I am trying to replace all (or at least most) the Thread.Sleep() in my tests and it seems System.Timers can do the work but I don't know how to implement it.

Or if you guys know another replacement please let me know.

I would really appreciate it if somebody helps me here.

Thank you.

Edit: Sorry, it's my first question here, I should have given an example:

public void AdditionalCardIssueNoBankBranchSelected()
    {
        
        additionalCardApplicationPage.ClearBankConsultantCodeField();
        additionalCardApplicationPage.TypeSalesOfficer();
        additionalCardApplicationPage.TypeEIKBankCustomerAndPressGetDataButton();
        additionalCardApplicationPage.ChooseMainCard();
        chooseMainCardPage.TypeCustomerEikAndPressSearchButton();
        Thread.Sleep(1000);
        bankCardSearchPage.SelectFirstValidBankCardOther();
        chooseMainCardPage.PressChooseMainCardButton();
        additionalCardApplicationPage.PressStartApplicationButton();
        Thread.Sleep(1000);
        IAlert alert = driver.SwitchTo().Alert();
        alert.Accept();
        Assert.IsTrue(additionalCardApplicationPage.BankBranchCodeAlert.Displayed);
    }

So pretty much everywhere I have Thread.Sleep() is because I am waiting for the page to load in full because if it doesn't next action will not happen as the element I want to interact with is not visible yet. Sometimes bankCardSearchPage.SelectFirstValidBankCardOther() will not go thru because the table where the cards are is not visible yet.

I hope I explained it well.

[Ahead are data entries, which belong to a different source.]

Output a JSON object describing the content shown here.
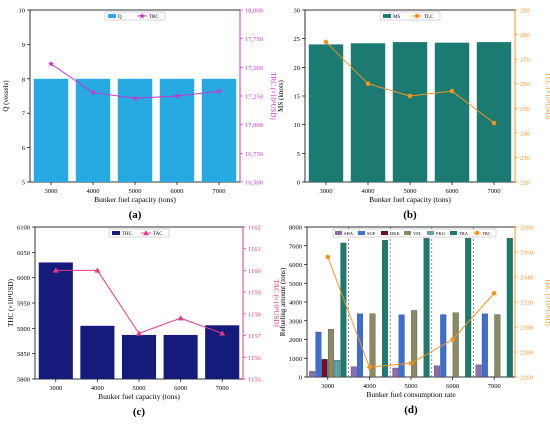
{
  "chart_data": [
    {
      "type": "bar",
      "panel_label": "(a)",
      "categories": [
        "3000",
        "4000",
        "5000",
        "6000",
        "7000"
      ],
      "xlabel": "Bunker fuel capacity (tons)",
      "ylabel": "Q (vessels)",
      "y2label": "TRC (×10⁴USD)",
      "ylim": [
        5,
        10
      ],
      "yticks": [
        "5",
        "6",
        "7",
        "8",
        "9",
        "10"
      ],
      "y2lim": [
        16500,
        18000
      ],
      "y2ticks": [
        "16,500",
        "16,750",
        "17,000",
        "17,250",
        "17,500",
        "17,750",
        "18,000"
      ],
      "legend": [
        "Q",
        "TRC"
      ],
      "legend_position": "top-center",
      "colors": {
        "bar": "#27aae1",
        "line": "#cc33cc",
        "axis_right": "#cc33cc"
      },
      "series": [
        {
          "name": "Q",
          "kind": "bar",
          "values": [
            8,
            8,
            8,
            8,
            8
          ]
        },
        {
          "name": "TRC",
          "kind": "line",
          "axis": "right",
          "values": [
            17530,
            17280,
            17230,
            17250,
            17290
          ]
        }
      ]
    },
    {
      "type": "bar",
      "panel_label": "(b)",
      "categories": [
        "3000",
        "4000",
        "5000",
        "6000",
        "7000"
      ],
      "xlabel": "Bunker fuel capacity (tons)",
      "ylabel": "MS (knots)",
      "y2label": "TLC (×10⁴USD)",
      "ylim": [
        0,
        30
      ],
      "yticks": [
        "0",
        "5",
        "10",
        "15",
        "20",
        "25",
        "30"
      ],
      "y2lim": [
        220,
        290
      ],
      "y2ticks": [
        "220",
        "230",
        "240",
        "250",
        "260",
        "270",
        "280",
        "290"
      ],
      "legend": [
        "MS",
        "TLC"
      ],
      "legend_position": "top-center",
      "colors": {
        "bar": "#1b7a72",
        "line": "#f7941d",
        "axis_right": "#f7941d"
      },
      "series": [
        {
          "name": "MS",
          "kind": "bar",
          "values": [
            24.0,
            24.2,
            24.4,
            24.3,
            24.4
          ]
        },
        {
          "name": "TLC",
          "kind": "line",
          "axis": "right",
          "values": [
            277,
            260,
            255,
            257,
            244
          ]
        }
      ]
    },
    {
      "type": "bar",
      "panel_label": "(c)",
      "categories": [
        "3000",
        "4000",
        "5000",
        "6000",
        "7000"
      ],
      "xlabel": "Bunker fuel capacity (tons)",
      "ylabel": "THC (×10⁴USD)",
      "y2label": "TAC (×10⁴USD)",
      "ylim": [
        5800,
        6100
      ],
      "yticks": [
        "5800",
        "5850",
        "5900",
        "5950",
        "6000",
        "6050",
        "6100"
      ],
      "y2lim": [
        1155,
        1162
      ],
      "y2ticks": [
        "1155",
        "1156",
        "1157",
        "1158",
        "1159",
        "1160",
        "1161",
        "1162"
      ],
      "legend": [
        "THC",
        "TAC"
      ],
      "legend_position": "top-center",
      "colors": {
        "bar": "#141b7a",
        "line": "#e8388a",
        "axis_right": "#e8388a"
      },
      "series": [
        {
          "name": "THC",
          "kind": "bar",
          "values": [
            6030,
            5905,
            5887,
            5887,
            5906
          ]
        },
        {
          "name": "TAC",
          "kind": "line",
          "axis": "right",
          "values": [
            1160.0,
            1160.0,
            1157.1,
            1157.8,
            1157.1
          ]
        }
      ]
    },
    {
      "type": "bar",
      "panel_label": "(d)",
      "categories": [
        "3000",
        "4000",
        "5000",
        "6000",
        "7000"
      ],
      "xlabel": "Bunker fuel consumption rate",
      "ylabel": "Refueling amount (tons)",
      "y2label": "TBC (×10⁴USD)",
      "ylim": [
        0,
        8000
      ],
      "yticks": [
        "0",
        "1000",
        "2000",
        "3000",
        "4000",
        "5000",
        "6000",
        "7000",
        "8000"
      ],
      "y2lim": [
        2260,
        2380
      ],
      "y2ticks": [
        "2260",
        "2280",
        "2300",
        "2320",
        "2340",
        "2360",
        "2380"
      ],
      "legend": [
        "SHA",
        "SGP",
        "DKK",
        "VEL",
        "PKG",
        "TRA",
        "TBC"
      ],
      "legend_position": "top",
      "colors": {
        "axis_right": "#f7941d"
      },
      "series": [
        {
          "name": "SHA",
          "kind": "bar",
          "color": "#8e6bb0",
          "values": [
            300,
            550,
            480,
            600,
            650
          ]
        },
        {
          "name": "SGP",
          "kind": "bar",
          "color": "#3b6fd1",
          "values": [
            2400,
            3380,
            3320,
            3330,
            3370
          ]
        },
        {
          "name": "DKK",
          "kind": "bar",
          "color": "#6b0f2a",
          "values": [
            950,
            0,
            0,
            0,
            0
          ]
        },
        {
          "name": "VEL",
          "kind": "bar",
          "color": "#8a8a63",
          "values": [
            2550,
            3380,
            3550,
            3430,
            3330
          ]
        },
        {
          "name": "PKG",
          "kind": "bar",
          "color": "#5fa3a8",
          "values": [
            900,
            0,
            0,
            0,
            0
          ]
        },
        {
          "name": "TRA",
          "kind": "bar",
          "color": "#1a7c6e",
          "values": [
            7150,
            7300,
            7400,
            7400,
            7400
          ]
        },
        {
          "name": "TBC",
          "kind": "line",
          "axis": "right",
          "color": "#f7941d",
          "values": [
            2356,
            2268,
            2271,
            2290,
            2327
          ]
        }
      ]
    }
  ]
}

Thank you.

Upvotes: 1

Views: 128

Answers (1)

cruisepandey
cruisepandey

Reputation: 29362

Thread.sleep()

is an explicit wait but worst of it's kind.

best one is below (Explicit wait):

var wait = new WebDriverWait(driver, TimeSpan.FromSeconds(20));
wait.Until(ExpectedConditions.ElementToBeClickable(By.XPath("//span[text()='OK']/..")));

You can pretty much replace everything with the dynamic wait mentioned above.

What it would do is that to look for web element in DOM for every 500ms until 20 seconds (as we have defined 20 in the above object creation), if found it would return the web element, if not a Timeout exception will be raised.